On ne doit point ramasser pour les semis les premiers glands tombés de l’arbre ; leur chute a été accélérée par la piqûre des insectes. On attendra un beau jour dans le mois d’octobre ou de novembre, suivant les climats, & on choisira un à un ceux que l’on désire conserver. Il faut donner la préférence aux plus luisans & aux plus pesans ; les plus gros ne sont pas toujours les meilleurs. On les portera tout de suite dans un lieu frais & non pas humide, où on les rangera lit par lit avec du sable : ils demeureront dans cet état jusqu’au moment de les semer. Si les glands, ainsi disposés, ont germé ; ce qui arrive assez-souvent, on évitera avec grand soin, en les tirant du sable, ou en les transportant sur le lieu du semis, de ne point froisser, endommager ou rompre ce germe ou radicule. Il est possible, absolument parlant, de ne pas prendre ce soin : on peut amonceler les glands dans la forêt ou près du terrain préparé pour le semis, & les y laisser jusqu’en mars ; mais il est à craindre que l’abondance des pluies ou d’humidité en fasse pourrir une grande partie, ou que les gelées en détruisent beaucoup.

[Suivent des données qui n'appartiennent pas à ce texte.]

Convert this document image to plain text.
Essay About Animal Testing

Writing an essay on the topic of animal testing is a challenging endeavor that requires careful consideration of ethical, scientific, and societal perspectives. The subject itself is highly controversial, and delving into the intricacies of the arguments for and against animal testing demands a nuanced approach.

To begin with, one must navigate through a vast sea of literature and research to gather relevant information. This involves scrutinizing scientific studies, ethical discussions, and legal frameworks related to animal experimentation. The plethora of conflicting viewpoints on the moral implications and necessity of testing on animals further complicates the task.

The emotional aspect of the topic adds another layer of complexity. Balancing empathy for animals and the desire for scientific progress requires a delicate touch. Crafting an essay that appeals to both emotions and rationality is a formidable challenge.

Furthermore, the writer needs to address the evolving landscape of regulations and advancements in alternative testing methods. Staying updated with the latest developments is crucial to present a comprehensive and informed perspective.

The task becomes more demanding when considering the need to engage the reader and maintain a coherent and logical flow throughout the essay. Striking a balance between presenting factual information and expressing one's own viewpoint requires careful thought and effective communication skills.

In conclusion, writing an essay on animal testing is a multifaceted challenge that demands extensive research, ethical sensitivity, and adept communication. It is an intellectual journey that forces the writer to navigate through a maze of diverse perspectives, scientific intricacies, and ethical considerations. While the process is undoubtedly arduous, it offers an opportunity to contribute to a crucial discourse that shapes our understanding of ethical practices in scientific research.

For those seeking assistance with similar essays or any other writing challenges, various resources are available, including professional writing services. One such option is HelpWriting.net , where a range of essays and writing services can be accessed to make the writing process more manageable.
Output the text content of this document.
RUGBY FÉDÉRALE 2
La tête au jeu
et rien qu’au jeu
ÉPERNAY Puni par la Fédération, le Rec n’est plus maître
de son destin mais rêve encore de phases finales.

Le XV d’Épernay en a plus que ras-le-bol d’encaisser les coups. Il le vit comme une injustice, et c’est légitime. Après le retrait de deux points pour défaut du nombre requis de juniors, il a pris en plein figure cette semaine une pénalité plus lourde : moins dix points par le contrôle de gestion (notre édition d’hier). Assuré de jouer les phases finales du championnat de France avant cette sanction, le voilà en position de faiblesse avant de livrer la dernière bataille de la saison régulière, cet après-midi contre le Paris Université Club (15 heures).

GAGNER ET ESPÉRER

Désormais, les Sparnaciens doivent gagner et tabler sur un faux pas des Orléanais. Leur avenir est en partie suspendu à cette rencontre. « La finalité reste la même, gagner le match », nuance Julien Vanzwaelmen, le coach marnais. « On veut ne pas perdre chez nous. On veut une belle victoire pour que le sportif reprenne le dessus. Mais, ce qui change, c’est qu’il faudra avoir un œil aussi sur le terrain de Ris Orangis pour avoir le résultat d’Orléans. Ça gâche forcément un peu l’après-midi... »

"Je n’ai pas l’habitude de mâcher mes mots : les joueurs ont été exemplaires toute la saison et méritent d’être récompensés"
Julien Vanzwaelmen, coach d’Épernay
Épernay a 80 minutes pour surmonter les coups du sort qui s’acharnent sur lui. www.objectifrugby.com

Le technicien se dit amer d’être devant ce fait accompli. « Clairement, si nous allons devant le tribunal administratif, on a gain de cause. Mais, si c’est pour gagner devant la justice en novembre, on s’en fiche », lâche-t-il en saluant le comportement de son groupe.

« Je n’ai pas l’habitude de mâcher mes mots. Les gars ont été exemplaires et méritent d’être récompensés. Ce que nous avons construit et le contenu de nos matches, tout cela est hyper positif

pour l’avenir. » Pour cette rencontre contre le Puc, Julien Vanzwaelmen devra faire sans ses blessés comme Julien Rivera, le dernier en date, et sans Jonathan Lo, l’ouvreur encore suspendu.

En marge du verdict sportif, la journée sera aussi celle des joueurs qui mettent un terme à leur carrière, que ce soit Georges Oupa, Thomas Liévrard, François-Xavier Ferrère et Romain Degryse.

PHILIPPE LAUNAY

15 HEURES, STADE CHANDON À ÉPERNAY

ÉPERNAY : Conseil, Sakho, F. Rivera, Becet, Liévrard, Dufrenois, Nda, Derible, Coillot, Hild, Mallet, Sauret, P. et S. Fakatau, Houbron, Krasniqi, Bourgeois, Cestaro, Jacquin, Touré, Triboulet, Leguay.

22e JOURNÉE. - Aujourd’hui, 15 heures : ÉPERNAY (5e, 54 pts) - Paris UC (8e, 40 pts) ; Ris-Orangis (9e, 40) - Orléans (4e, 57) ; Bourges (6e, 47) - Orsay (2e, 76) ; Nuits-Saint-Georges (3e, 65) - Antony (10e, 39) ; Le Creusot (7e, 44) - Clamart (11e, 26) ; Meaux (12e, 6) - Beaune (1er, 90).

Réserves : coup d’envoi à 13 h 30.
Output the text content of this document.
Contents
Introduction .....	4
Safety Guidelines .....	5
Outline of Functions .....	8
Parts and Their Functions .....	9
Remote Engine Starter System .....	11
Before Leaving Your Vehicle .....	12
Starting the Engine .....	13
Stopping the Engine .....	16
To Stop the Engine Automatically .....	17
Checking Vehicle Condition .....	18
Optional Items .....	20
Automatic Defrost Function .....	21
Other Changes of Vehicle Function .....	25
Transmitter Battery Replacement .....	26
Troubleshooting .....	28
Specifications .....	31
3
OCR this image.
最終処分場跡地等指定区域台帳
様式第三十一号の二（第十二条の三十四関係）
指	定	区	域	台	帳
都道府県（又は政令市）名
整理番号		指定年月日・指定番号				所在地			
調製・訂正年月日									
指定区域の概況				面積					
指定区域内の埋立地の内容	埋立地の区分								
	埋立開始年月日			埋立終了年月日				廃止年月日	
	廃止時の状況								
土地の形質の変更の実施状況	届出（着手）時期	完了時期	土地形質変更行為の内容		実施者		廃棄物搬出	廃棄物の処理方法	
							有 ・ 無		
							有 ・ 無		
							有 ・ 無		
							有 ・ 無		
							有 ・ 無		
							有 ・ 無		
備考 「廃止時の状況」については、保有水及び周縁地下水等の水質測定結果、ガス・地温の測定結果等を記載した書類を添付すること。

Quant aux glands destinés à la nourriture des animaux de la basse cour, ils exigent les mêmes soins que les châtaignes qu’on veut conserver. (Voyez ce mot). Les métayers prévoyans conservent le gland d’une année à l’autre, lorsque la récolte est très-abondante ; & si la suivante vient à manquer, ils sont alors assurés d’un très-gros bénéfice, soit par la vente des glands surnuméraires, soit par celle des cochons & des volailles, dont le prix est augmenté sans qu’ils aient plus dépensé pour leur nourriture. Le moyen qu’ils emploient, consiste à dessécher les glands à la chaleur du four, d’abord lente, & ensuite assez forte pour les priver de leur eau de végétation. Le second moyen, moins sûr que le premier, est de les ramasser par un temps beau & sec, de les laisser exposés dans un lieu à couvert de la pluie & du soleil, mais à un très-grand courant d’air, où ils les remuent souvent ; enfin, ils les amoncèlent, les couvrent de paille : ils n’y touchent plus jusqu’à l’année suivante.